SF State School of Nursing opens new technology classrooms
High tech learning environment is expected to expand the range of experiential learning
SAN FRANCISCO, September 16, 2008 -- The San Francisco State University School of Nursing has expanded its facilities to include classrooms with high-tech enhancements including high-fidelity patient simulators. The new Technology Learning Classrooms (TLC) will allow faculty and students to address, practice and observe a full spectrum of clinical scenarios with a variety of levels of simulation.
High fidelity simulators are computerized mannequins that can be programmed to present a variety of health problems. They give nursing students the opportunity to practice responding to crises that do not often occur in traditional clinical health care settings.
Prior to simulators, nursing students relied on events that happened in such settings as clinics and hospitals with real patients. Instructors couldn't plan to train a group of students on how to respond to a heart attack because they had to wait for one to happen. The new facilities will allow nursing faculty to not only plan a scenario involving a patient having a heart attack, but plan it around a class in which each student's response can be filmed, critiqued in the classroom and practiced to perfection.
"Technology makes this an exciting time to be engaged in nursing," said Shirley Girouard, Director of the SF State School of Nursing. "Today the stakes for patients are very high and the role of nurses in safety and quality of care is critical. We have ethical and social obligations to prepare future nurses and graduate level nurses to work in an increasingly complex and technology-rich healthcare environment."
The patient simulator technology, which has existed for about 10 years, continues to advance in sophistication.
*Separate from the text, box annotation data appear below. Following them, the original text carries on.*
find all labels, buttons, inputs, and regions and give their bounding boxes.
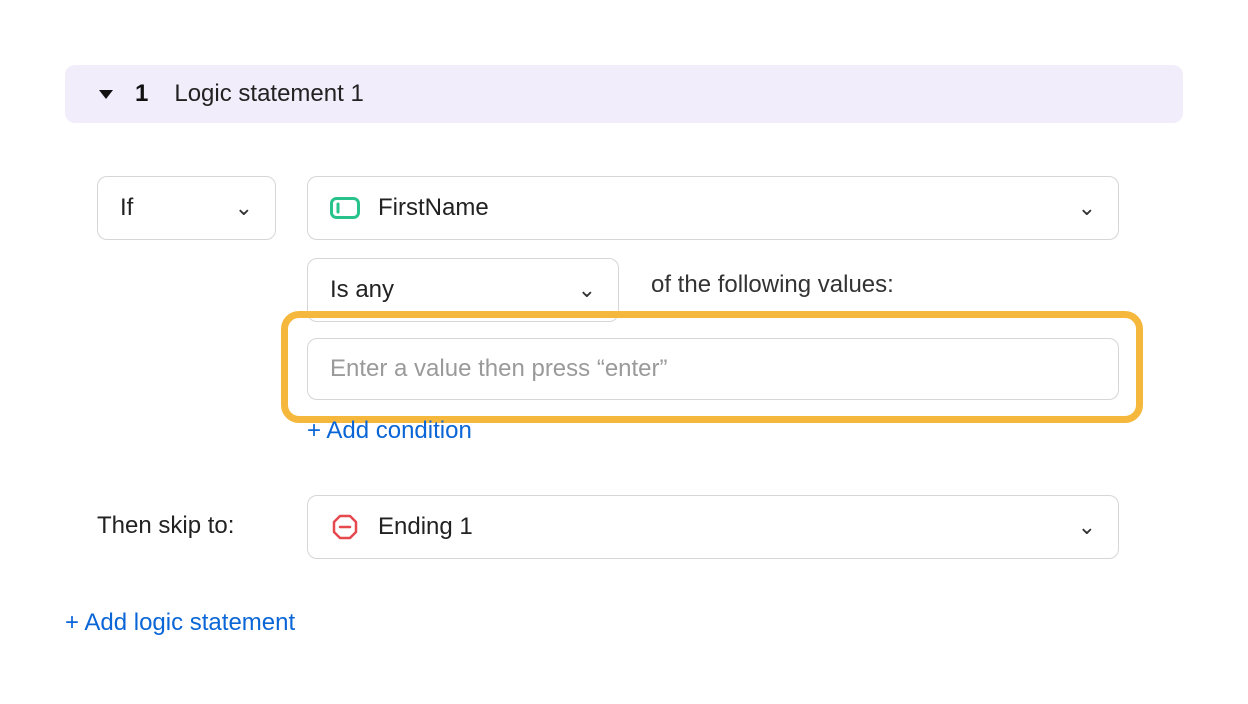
statement-title: Logic statement 1 <box>174 80 363 108</box>
text-field-icon <box>330 197 360 219</box>
stop-icon <box>330 516 360 538</box>
chevron-down-icon: ⌄ <box>1078 514 1096 540</box>
skip-target-select[interactable]: Ending 1 ⌄ <box>307 495 1119 559</box>
chevron-down-icon: ⌄ <box>1078 195 1096 221</box>
logic-builder-card: 1 Logic statement 1 If ⌄ FirstName ⌄ Is … <box>0 0 1248 704</box>
logic-statement-header[interactable]: 1 Logic statement 1 <box>65 65 1183 123</box>
add-condition-link[interactable]: + Add condition <box>307 417 472 445</box>
skip-target-value: Ending 1 <box>378 513 1060 541</box>
operator-select-value: Is any <box>330 276 578 304</box>
chevron-down-icon: ⌄ <box>578 277 596 303</box>
clause-select[interactable]: If ⌄ <box>97 176 276 240</box>
operator-select[interactable]: Is any ⌄ <box>307 258 619 322</box>
add-logic-statement-link[interactable]: + Add logic statement <box>65 609 295 637</box>
clause-select-value: If <box>120 194 235 222</box>
field-select-value: FirstName <box>378 194 1060 222</box>
collapse-caret-icon <box>99 90 113 99</box>
chevron-down-icon: ⌄ <box>235 195 253 221</box>
field-select[interactable]: FirstName ⌄ <box>307 176 1119 240</box>
following-values-label: of the following values: <box>651 271 894 299</box>
then-skip-to-label: Then skip to: <box>97 512 234 540</box>
value-input[interactable] <box>307 338 1119 400</box>
statement-number: 1 <box>135 80 148 108</box>
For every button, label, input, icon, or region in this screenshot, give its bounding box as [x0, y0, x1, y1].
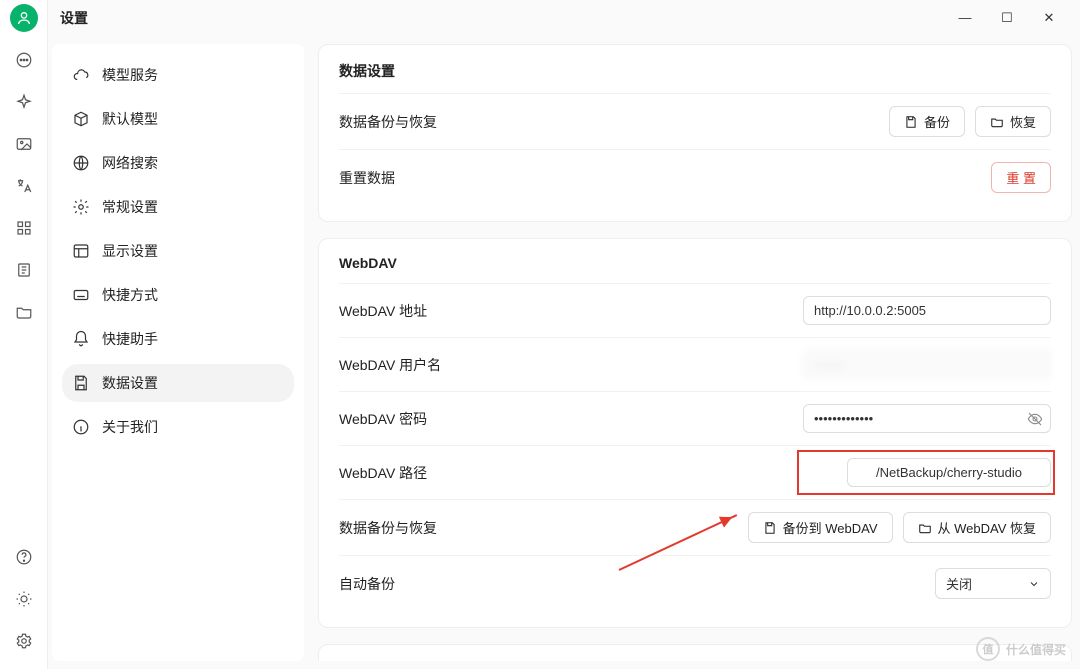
sidebar-item-label: 关于我们 [102, 417, 158, 437]
sidebar-item-label: 常规设置 [102, 197, 158, 217]
row-label: 重置数据 [339, 168, 395, 188]
rail-apps-icon[interactable] [10, 214, 38, 242]
row-label: WebDAV 地址 [339, 301, 427, 321]
row-label: WebDAV 用户名 [339, 355, 441, 375]
restore-from-webdav-button[interactable]: 从 WebDAV 恢复 [903, 512, 1051, 543]
sidebar-item-display[interactable]: 显示设置 [62, 232, 294, 270]
chevron-down-icon [1028, 578, 1040, 590]
row-webdav-password: WebDAV 密码 [339, 391, 1051, 445]
avatar[interactable] [10, 4, 38, 32]
sidebar-item-shortcut[interactable]: 快捷方式 [62, 276, 294, 314]
rail-image-icon[interactable] [10, 130, 38, 158]
row-reset-data: 重置数据 重 置 [339, 149, 1051, 205]
panel-webdav: WebDAV WebDAV 地址 WebDAV 用户名 [318, 238, 1072, 628]
sidebar-item-web-search[interactable]: 网络搜索 [62, 144, 294, 182]
webdav-path-input[interactable] [847, 458, 1051, 487]
row-label: 数据备份与恢复 [339, 518, 437, 538]
row-label: WebDAV 密码 [339, 409, 427, 429]
globe-icon [72, 154, 90, 172]
row-label: 自动备份 [339, 574, 395, 594]
page-title: 设置 [60, 8, 88, 28]
titlebar: 设置 — ☐ ✕ [48, 0, 1080, 36]
sidebar-item-label: 网络搜索 [102, 153, 158, 173]
backup-button[interactable]: 备份 [889, 106, 965, 137]
watermark-icon: 值 [976, 637, 1000, 661]
sidebar-item-label: 模型服务 [102, 65, 158, 85]
info-icon [72, 418, 90, 436]
sidebar-item-quick-assistant[interactable]: 快捷助手 [62, 320, 294, 358]
window-minimize-button[interactable]: — [954, 10, 976, 26]
save-icon [904, 115, 918, 129]
folder-open-icon [990, 115, 1004, 129]
save-icon [763, 521, 777, 535]
rail-files-icon[interactable] [10, 256, 38, 284]
cube-icon [72, 110, 90, 128]
panel-data-settings: 数据设置 数据备份与恢复 备份 恢复 [318, 44, 1072, 222]
row-auto-backup: 自动备份 关闭 [339, 555, 1051, 611]
sidebar-item-label: 默认模型 [102, 109, 158, 129]
rail-translate-icon[interactable] [10, 172, 38, 200]
row-webdav-backup-restore: 数据备份与恢复 备份到 WebDAV 从 WebDAV 恢复 [339, 499, 1051, 555]
rail-settings-icon[interactable] [10, 627, 38, 655]
auto-backup-select[interactable]: 关闭 [935, 568, 1051, 599]
row-webdav-username: WebDAV 用户名 [339, 337, 1051, 391]
sidebar-item-default-model[interactable]: 默认模型 [62, 100, 294, 138]
layout-icon [72, 242, 90, 260]
webdav-password-input[interactable] [803, 404, 1051, 433]
keyboard-icon [72, 286, 90, 304]
settings-content: 数据设置 数据备份与恢复 备份 恢复 [318, 44, 1072, 661]
row-label: 数据备份与恢复 [339, 112, 437, 132]
sidebar-item-label: 快捷方式 [102, 285, 158, 305]
reset-button[interactable]: 重 置 [991, 162, 1051, 193]
gear-icon [72, 198, 90, 216]
sidebar-item-label: 快捷助手 [102, 329, 158, 349]
disk-icon [72, 374, 90, 392]
rail-theme-icon[interactable] [10, 585, 38, 613]
webdav-address-input[interactable] [803, 296, 1051, 325]
rail-folder-icon[interactable] [10, 298, 38, 326]
row-backup-restore: 数据备份与恢复 备份 恢复 [339, 93, 1051, 149]
restore-button[interactable]: 恢复 [975, 106, 1051, 137]
panel-title: WebDAV [339, 255, 1051, 271]
panel-title: 数据设置 [339, 61, 1051, 81]
row-webdav-address: WebDAV 地址 [339, 283, 1051, 337]
sidebar-item-data-settings[interactable]: 数据设置 [62, 364, 294, 402]
settings-sidebar: 模型服务 默认模型 网络搜索 常规设置 显示设置 [52, 44, 304, 661]
rail-sparkle-icon[interactable] [10, 88, 38, 116]
sidebar-item-about[interactable]: 关于我们 [62, 408, 294, 446]
toggle-password-icon[interactable] [1027, 411, 1043, 427]
window-maximize-button[interactable]: ☐ [996, 10, 1018, 26]
bell-icon [72, 330, 90, 348]
annotation-highlight [847, 458, 1051, 487]
sidebar-item-label: 显示设置 [102, 241, 158, 261]
webdav-username-input[interactable] [803, 350, 1051, 379]
app-rail [0, 0, 48, 669]
sidebar-item-label: 数据设置 [102, 373, 158, 393]
folder-open-icon [918, 521, 932, 535]
row-label: WebDAV 路径 [339, 463, 427, 483]
sidebar-item-general[interactable]: 常规设置 [62, 188, 294, 226]
rail-help-icon[interactable] [10, 543, 38, 571]
watermark: 值 什么值得买 [976, 637, 1066, 661]
sidebar-item-model-service[interactable]: 模型服务 [62, 56, 294, 94]
cloud-icon [72, 66, 90, 84]
backup-to-webdav-button[interactable]: 备份到 WebDAV [748, 512, 893, 543]
rail-chat-icon[interactable] [10, 46, 38, 74]
panel-notion: Notion 配置 [318, 644, 1072, 661]
window-close-button[interactable]: ✕ [1038, 10, 1060, 26]
row-webdav-path: WebDAV 路径 [339, 445, 1051, 499]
Girouard said the School of Nursing is pursuing more funding to keep up with advancements in the technology, access more equipment and make further improvements to the classrooms. "The newest generation of nursing students are tech savvy," Girouard said. "They expect a high-tech approach to their education."
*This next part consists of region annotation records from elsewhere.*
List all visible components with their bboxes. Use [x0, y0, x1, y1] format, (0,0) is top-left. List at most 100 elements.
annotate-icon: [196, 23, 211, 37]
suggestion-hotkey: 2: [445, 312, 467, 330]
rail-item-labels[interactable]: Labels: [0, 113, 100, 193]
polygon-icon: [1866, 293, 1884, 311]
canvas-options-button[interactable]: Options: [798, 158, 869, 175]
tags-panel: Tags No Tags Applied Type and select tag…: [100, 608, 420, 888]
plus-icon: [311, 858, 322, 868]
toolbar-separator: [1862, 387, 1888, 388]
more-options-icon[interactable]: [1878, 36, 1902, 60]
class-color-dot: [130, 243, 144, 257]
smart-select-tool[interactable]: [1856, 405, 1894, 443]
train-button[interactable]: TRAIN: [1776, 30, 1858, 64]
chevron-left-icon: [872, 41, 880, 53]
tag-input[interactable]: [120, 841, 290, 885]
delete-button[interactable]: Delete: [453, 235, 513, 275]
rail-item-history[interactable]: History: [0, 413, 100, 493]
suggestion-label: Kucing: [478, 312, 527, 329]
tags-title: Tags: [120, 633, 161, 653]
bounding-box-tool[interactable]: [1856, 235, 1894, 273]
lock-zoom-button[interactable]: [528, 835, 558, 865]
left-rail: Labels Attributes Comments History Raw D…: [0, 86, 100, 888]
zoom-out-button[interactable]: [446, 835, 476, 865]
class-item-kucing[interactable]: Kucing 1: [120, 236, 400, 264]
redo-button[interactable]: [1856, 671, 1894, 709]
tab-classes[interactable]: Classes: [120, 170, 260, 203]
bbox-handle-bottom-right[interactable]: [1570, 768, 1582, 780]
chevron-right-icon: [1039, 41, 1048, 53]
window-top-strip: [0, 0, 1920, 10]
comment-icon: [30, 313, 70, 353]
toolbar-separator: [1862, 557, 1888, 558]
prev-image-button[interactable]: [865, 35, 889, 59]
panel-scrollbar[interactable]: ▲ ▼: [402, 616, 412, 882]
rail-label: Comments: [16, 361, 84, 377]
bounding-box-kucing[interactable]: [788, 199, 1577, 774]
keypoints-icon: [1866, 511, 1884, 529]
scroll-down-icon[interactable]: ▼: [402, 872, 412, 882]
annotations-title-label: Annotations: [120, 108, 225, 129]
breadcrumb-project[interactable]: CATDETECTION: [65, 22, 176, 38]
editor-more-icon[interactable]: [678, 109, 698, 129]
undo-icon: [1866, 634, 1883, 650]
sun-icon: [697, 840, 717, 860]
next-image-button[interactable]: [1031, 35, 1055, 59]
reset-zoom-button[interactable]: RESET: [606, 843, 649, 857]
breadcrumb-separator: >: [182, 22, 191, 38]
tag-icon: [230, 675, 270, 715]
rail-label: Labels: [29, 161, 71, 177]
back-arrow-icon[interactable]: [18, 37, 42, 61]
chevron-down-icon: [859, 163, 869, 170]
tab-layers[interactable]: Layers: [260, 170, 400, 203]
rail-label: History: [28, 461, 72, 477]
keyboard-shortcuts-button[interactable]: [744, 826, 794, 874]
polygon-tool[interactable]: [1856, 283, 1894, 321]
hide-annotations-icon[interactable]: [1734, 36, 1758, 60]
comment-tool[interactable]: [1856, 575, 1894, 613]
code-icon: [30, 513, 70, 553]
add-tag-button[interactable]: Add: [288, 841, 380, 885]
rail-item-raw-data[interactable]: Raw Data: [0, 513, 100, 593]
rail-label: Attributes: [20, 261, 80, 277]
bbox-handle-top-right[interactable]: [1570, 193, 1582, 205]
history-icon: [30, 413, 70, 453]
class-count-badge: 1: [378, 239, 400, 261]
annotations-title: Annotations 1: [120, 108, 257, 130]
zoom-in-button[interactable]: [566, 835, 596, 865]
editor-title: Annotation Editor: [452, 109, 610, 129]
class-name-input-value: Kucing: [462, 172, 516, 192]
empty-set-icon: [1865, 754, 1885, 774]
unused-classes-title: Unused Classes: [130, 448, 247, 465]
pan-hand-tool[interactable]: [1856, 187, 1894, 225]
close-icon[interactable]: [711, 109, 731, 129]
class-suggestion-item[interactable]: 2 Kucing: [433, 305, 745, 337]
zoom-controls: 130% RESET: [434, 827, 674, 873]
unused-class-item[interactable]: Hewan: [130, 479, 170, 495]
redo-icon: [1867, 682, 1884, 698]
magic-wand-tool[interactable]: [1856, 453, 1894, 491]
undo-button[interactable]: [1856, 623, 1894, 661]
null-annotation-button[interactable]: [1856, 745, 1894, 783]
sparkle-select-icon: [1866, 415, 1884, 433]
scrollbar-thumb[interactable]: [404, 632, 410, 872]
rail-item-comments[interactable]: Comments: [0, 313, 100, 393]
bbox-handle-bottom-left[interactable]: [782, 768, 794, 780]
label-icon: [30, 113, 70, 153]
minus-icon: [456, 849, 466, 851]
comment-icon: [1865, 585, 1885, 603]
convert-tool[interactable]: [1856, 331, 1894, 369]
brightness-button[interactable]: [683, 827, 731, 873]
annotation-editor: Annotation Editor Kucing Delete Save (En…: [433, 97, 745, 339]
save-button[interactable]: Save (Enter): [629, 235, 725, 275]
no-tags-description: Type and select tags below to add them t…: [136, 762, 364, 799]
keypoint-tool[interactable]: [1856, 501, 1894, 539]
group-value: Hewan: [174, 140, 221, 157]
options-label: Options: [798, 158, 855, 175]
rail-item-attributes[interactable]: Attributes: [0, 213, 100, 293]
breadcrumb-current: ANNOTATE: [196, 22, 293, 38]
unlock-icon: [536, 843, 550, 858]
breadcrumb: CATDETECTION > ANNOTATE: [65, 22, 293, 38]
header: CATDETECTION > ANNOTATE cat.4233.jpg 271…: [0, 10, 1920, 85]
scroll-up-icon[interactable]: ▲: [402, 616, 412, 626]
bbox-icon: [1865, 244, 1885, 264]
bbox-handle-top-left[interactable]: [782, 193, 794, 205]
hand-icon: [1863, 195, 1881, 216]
The public is invited to visit the Technology Learning Classrooms, meet the students and faculty and observe them working with the simulators on Oct. 1 at SF State. The tour at 3 p.m. in Burk Hall on the campus will be preceded by a 1:30 p.m. talk on the future of nursing education led by Ruth Ann Terry, an executive officer of the Board of Registered Nursing, in the Seven Hills Conference Center on campus. For more information visit www.nursing.sfsu.edu or call (415) 338-0926.
San Francisco State University is the only master’s-level public university serving the counties of San Francisco, San Mateo and Marin. The University enrolls more than 30,000 students each year. With nationally acclaimed programs in a range of fields -- from creative writing, cinema and biology to history, broadcast and electronic communication arts, theatre arts and ethnic studies -- the University's more than 140,000 graduates have contributed to the economic, cultural and civic fabric of San Francisco and the greater Bay Area.